(After battling with assorted computer problems the last two weeks we are glad to report the site is fully operational. While getting organized, we found the following missive in the mail from our dear friend Mr. Screwtape. We definitely don’t want to antagonize him – so we belatedly present to you his astronomical observations on the Feat of St. Lawrence.)

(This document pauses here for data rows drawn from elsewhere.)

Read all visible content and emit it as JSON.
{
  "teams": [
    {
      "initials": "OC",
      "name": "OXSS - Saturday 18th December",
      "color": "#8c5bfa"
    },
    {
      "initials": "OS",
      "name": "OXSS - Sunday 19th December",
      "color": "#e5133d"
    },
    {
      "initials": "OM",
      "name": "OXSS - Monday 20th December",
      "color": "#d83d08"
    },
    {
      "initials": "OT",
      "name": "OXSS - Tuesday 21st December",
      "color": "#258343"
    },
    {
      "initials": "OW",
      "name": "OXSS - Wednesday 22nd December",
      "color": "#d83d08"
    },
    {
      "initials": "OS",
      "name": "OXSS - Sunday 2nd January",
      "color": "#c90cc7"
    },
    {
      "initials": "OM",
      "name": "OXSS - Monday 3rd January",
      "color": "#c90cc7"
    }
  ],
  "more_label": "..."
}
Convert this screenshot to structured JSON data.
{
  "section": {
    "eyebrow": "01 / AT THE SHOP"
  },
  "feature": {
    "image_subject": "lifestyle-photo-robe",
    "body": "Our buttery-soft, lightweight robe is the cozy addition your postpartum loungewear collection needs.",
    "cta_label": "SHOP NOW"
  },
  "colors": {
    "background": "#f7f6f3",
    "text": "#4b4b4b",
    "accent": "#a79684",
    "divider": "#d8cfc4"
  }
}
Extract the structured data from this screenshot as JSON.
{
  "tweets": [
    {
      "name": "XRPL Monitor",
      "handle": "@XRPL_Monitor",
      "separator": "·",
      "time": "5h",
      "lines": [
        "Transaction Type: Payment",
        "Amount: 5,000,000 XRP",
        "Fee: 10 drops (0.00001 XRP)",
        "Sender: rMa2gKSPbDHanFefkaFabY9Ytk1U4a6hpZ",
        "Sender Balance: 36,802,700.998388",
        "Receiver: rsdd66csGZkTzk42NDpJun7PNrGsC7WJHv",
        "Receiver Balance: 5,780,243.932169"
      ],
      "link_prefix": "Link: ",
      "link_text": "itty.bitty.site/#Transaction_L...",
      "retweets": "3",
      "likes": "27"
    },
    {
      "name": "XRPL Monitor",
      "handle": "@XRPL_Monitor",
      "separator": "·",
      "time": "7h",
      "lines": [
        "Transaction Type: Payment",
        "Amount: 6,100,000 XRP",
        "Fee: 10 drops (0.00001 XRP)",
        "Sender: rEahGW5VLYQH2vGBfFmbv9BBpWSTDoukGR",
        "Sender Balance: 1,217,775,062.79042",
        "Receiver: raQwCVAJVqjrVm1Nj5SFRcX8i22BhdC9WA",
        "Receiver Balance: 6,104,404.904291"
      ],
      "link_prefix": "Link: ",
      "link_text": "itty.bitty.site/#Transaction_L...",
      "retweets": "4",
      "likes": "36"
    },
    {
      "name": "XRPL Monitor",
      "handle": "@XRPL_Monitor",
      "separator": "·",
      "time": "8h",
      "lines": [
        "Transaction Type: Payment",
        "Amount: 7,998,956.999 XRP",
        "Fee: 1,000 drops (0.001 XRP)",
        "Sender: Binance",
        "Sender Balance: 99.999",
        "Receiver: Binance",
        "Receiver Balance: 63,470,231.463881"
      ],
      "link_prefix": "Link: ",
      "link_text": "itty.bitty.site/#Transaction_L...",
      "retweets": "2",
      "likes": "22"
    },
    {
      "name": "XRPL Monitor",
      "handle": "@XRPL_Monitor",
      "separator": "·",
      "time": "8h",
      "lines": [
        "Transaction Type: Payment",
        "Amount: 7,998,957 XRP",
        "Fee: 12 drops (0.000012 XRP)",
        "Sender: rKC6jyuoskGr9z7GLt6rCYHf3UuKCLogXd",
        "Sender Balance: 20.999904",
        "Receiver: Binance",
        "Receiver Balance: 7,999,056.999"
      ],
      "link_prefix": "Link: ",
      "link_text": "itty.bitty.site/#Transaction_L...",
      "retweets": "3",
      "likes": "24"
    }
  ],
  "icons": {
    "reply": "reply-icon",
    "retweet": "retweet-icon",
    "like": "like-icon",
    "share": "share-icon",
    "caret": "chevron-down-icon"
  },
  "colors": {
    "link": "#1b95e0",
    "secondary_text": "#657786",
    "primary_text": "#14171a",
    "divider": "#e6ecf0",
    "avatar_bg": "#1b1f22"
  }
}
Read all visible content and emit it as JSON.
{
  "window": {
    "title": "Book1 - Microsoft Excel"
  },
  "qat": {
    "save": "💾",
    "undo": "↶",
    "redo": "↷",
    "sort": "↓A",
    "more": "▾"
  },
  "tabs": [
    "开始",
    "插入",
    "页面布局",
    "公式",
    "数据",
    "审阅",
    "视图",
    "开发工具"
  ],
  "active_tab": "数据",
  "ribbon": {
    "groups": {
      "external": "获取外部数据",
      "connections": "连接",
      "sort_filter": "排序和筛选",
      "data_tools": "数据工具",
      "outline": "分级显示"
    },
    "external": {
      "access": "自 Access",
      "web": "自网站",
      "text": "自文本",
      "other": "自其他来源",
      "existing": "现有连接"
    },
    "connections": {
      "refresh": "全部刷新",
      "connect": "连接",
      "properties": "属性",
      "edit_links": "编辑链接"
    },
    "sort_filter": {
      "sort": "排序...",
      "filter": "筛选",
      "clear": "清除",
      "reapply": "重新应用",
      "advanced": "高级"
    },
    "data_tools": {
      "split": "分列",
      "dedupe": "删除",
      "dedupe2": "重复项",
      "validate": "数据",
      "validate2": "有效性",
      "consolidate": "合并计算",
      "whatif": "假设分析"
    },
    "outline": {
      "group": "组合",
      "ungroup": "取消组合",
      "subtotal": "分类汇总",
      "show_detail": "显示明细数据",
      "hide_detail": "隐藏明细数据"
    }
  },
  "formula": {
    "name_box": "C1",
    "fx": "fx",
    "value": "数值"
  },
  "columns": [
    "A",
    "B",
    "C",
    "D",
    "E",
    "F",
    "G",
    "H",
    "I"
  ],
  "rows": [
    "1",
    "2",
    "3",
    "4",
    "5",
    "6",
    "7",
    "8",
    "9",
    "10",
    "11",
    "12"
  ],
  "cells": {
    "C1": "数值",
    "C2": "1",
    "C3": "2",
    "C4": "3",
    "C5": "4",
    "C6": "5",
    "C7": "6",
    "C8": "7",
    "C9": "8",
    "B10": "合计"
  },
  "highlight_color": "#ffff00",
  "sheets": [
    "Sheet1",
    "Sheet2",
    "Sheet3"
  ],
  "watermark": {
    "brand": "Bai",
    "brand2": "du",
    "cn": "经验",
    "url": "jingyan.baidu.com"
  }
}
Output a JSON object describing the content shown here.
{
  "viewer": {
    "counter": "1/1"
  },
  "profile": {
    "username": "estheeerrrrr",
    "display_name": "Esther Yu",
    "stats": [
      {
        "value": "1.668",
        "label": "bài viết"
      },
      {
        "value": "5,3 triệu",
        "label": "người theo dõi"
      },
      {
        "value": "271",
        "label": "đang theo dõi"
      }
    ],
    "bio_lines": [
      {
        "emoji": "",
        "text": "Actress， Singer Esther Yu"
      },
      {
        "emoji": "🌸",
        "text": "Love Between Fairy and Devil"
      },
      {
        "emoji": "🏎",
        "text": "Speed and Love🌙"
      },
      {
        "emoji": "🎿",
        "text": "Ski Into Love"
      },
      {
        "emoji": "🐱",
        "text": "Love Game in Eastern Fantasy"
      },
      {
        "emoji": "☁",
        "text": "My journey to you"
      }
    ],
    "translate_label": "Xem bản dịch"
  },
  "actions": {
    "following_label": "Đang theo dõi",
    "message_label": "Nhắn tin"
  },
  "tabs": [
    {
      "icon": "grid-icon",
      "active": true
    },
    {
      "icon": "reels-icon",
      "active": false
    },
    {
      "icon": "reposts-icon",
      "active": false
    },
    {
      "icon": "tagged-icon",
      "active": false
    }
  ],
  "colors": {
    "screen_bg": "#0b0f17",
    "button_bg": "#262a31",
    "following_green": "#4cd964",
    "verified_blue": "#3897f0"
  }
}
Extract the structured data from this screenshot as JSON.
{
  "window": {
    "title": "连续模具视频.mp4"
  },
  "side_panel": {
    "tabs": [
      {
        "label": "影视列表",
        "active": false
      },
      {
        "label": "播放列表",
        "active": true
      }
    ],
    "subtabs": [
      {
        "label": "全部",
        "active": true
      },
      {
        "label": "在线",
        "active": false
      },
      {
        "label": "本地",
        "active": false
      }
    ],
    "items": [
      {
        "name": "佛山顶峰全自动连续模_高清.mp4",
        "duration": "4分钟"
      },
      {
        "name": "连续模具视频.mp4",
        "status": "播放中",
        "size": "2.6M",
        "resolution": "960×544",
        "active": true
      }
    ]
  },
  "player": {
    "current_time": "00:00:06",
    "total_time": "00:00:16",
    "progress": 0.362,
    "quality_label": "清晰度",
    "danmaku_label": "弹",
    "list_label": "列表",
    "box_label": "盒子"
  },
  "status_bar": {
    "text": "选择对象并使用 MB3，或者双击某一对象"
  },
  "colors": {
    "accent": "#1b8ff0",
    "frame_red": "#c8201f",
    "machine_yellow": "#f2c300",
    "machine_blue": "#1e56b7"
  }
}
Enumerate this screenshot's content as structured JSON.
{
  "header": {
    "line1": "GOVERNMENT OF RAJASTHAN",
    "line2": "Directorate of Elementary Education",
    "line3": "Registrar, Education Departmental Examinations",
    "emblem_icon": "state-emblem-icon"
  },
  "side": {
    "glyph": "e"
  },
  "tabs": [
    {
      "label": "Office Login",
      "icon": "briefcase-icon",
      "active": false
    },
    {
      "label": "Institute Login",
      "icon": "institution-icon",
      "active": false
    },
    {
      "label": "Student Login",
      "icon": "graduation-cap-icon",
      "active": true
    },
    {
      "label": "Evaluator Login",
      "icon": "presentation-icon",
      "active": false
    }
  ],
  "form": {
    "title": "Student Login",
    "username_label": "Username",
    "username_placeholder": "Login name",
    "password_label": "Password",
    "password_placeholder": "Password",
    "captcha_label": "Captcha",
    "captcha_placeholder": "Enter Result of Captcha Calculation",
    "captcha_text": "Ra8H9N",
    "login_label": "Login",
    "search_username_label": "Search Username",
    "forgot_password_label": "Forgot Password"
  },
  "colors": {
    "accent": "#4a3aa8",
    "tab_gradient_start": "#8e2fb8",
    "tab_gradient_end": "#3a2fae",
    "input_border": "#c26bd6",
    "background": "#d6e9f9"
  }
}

Originally from the city of Huesca in Spain, where, thanks to his inspired intervention, the sacred chalice used by Our Lord at the Last Supper reposes, Lawrence was an archdeacon of the Roman Church charged with the responsibility of managing the material goods of the pious patrimony of Saint Peter, and the devoted distribution of alms to the poor of the City. During the persecution of the Emperor Valerian, as the holy bishop of Milan, Ambrose, relates that when a pushy Prefect asked for the “treasures of the Church” the intrepid Iberian brought forward the poor and divinely declaimed: “Behold in these poor persons the treasures which I promised to show you; to which I will add pearls and precious stones, those widows and consecrated virgins, which are the church’s crown.” The furious functionary was not amused, to say the least, arrested the cleric and had a great gridiron prepared, with pounds of fiery coals beneath it. Lawrence’s body was then petulantly placed on the ignited instrument. After some undetermined but objectively painful time elapsed, the lovely legend concludes, he made his famously cheery quip, “It is well done on the one side. Turn me over!”
From a July 2013 NASA press release: “We have found that one meteor shower produces more fireballs than any other,” explains Bill Cooke of NASA’s Meteoroid Environment Office. “It’s the Perseid meteor shower, which peaks on August 12th and 13th.” Using a network of meteor cameras distributed across the southern USA, Cooke’s team has been tracking fireball activity since 2008, and they have built up a database of hundreds of events to analyze. The data point to the Perseids as the ‘fireball champion’ of annual meteor showers. A fireball is a very bright meteor, at least as bright as the planets Jupiter or Venus. They can be seen on any given night as random meteoroids strike Earth’s upper atmosphere. One fireball every few hours is not unusual. Fireballs become more numerous, however, when Earth is passing through the debris stream of a comet. That’s what will happen this August. The Perseid meteor shower comes from Comet Swift-Tuttle. Every year in early- to mid-August, Earth passes through a cloud of dust sputtered off the comet as it approaches the sun. Perseid meteoroids hitting our atmosphere at 132,000 mph produce an annual light show that is a favorite of many backyard sky watchers. Cooke thinks the Perseids are rich in fireballs because of the size of the parent comet. “Comet Swift-Tuttle has a huge nucleus–about 26 km in diameter,” comments Cooke. “Most other comets are much smaller, with nuclei only a few kilometers across. As a result, Comet Swift-Tuttle produces a large number of meteoroids, many of which are large enough to produce fireballs.” Cooke recommends looking on the nights of August 12th and 13th between the hours of 10:30 PM to 4:30 AM local time. Before midnight the meteor rate will start out low, then increase as the night wears on, peaking before sunrise when the constellation Perseus is high in the sky. For every fireball that streaks out of Perseus, there will be dozens more ordinary meteors. “Get away from city lights,” advises Cooke. “While fireballs can be seen from urban areas, the much greater number of faint Perseids is visible only from the countryside.”
Since the Perseid meteor shower, which has been observed for two millennia, occurs around the feast the magnificent Martyr they have been nicknamed “The Tears of Saint Lawrence”.
Therefore this sounds like the optimal opportunity for a Catholic camping excursion. And don’t forget to bring the barbecue!